In spite of the pain causing her to her wince and cry out, Elise stands and moves like an old woman across the expanse of her studio apartment to the kitchen sink, where she turns the tap on (cold this time), splashing the water over her face and gulping it down, letting it run until it gets colder, colder. She holds her head under the stream until the cold causes her head to hurt, until the water sluices down her front and starts the shivering all over again. She pulls away, dons a T-shirt and shorts that were on a chair. She sits down near the window, hands in her damp hair.

“Why did this happen to me?” she wonders aloud to the empty apartment. But she’s already learned this lesson: that there is little reason to the world, a place where the evil are victorious and the good cast aside, where the evil are squelched and the good were rewarded. It is all a random pattern and trying to figure it out is useless.

Outside, children’s voices. School must have let out; she always notices how the noise levels rise in her neighborhood around three in the afternoon. They shout to one another. There’s lots of laughter. How can they laugh? Elise wonders. How can anyone ever laugh again?

The flow of traffic outside her window grows louder as the late afternoon traffic increases. Cars pull up, double-park, honk their horns, engines idling just below Elise’s window.

How does the world go on? It seems surreal.

She moves to the edge of her bed, icy water dripping from her forehead down her face, and has one thought:
Surreal or real, this is a world I want no part of.
She looks to her drawings and paintings, lined up along the floor, leaning against the walls.
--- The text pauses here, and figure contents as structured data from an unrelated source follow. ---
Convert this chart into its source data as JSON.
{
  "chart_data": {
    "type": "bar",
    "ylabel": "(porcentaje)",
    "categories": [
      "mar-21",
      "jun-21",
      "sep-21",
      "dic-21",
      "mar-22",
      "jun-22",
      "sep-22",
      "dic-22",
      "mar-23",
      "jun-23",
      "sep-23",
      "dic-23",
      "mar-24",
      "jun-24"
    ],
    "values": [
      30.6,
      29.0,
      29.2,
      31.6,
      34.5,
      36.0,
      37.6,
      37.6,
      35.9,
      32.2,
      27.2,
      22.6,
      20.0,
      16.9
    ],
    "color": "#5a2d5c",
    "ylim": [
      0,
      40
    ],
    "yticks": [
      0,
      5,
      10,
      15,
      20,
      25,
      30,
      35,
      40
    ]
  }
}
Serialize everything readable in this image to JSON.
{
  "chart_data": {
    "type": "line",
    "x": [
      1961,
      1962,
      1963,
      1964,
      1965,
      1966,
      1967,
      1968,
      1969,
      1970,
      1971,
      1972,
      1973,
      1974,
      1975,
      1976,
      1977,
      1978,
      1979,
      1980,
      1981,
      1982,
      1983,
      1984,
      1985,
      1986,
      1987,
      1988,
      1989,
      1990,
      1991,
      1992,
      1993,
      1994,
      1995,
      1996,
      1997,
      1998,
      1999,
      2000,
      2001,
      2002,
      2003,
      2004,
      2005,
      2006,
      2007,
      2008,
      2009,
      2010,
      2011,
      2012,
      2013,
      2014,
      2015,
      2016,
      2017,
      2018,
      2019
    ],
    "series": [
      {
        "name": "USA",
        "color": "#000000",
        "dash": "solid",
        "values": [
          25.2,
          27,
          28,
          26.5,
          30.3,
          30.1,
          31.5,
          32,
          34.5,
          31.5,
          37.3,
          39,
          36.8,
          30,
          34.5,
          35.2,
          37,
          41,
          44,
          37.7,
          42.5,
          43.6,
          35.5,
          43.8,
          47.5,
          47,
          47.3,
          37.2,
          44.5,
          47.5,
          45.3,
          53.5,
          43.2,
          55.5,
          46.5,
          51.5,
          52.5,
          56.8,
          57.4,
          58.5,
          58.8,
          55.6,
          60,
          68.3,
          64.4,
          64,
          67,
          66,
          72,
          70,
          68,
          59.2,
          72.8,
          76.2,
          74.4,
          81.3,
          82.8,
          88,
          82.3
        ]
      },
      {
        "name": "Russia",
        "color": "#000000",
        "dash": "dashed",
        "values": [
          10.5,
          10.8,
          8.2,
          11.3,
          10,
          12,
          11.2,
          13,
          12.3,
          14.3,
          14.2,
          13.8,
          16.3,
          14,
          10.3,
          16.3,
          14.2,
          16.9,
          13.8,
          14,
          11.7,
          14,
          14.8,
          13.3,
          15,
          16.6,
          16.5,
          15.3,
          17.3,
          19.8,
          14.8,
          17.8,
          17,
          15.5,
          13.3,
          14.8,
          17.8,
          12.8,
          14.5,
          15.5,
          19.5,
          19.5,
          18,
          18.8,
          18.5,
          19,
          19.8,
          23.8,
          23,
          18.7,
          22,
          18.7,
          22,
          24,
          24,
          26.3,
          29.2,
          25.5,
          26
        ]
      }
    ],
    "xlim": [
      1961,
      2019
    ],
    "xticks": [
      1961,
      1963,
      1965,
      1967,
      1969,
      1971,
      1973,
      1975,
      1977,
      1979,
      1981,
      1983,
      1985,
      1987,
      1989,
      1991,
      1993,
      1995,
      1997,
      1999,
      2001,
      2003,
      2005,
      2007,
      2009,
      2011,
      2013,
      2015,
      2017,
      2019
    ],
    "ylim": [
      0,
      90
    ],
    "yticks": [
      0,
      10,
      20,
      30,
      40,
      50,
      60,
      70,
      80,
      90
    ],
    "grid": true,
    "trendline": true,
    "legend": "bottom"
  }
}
If that’s the price I have to pay…

She sits, quiet and as composed as she can be in her discomfort, hands folded in her lap and waits for the voices outside to lessen. She sits and waits for the darkness to fall. When twilight erases the bright yellow sun, she will call Maria. She will not use the telephone (which was shut off for non-payment two weeks ago anyway). She will use only her mind, only her heart. How could she have doubted being with someone where communication between minds is so certain, so secure? The fact they can sync this way foretells a relationship of honesty and togetherness. She thinks of a man, his voice scarred. “Can I ask you a question?” Her stomach turns and she gets half up off the bed, afraid she will be sick, but the moment passes.

Take me. Take me away and love me.
She can’t help sending the message out to Maria, even though the sun is bright. Who knows what messages penetrate her sleep?

She stands, makes a short circuit of her drab room, and shuts off all the lights. What will she really be losing anyway? She understands the love of darkness and feels like its shadow has been in the wings all along, even before she met Maria, waiting to claim her.

I’m ready now. Ready to come to you.
Elise feels like she’s walked down a road that ends in blackness. Not in shadow or darkness, but simply ends, as if nothing more exists at its edge. The thought is like what people believed before they accepted the reality the earth was round; that it was possible to fall off its edge and be consumed by monsters.

Take all of me. Consume me.

She returns to her bed and lies on her back, eyes focused on the ceiling, patient for it to get lost in shadows. Like her. Soon.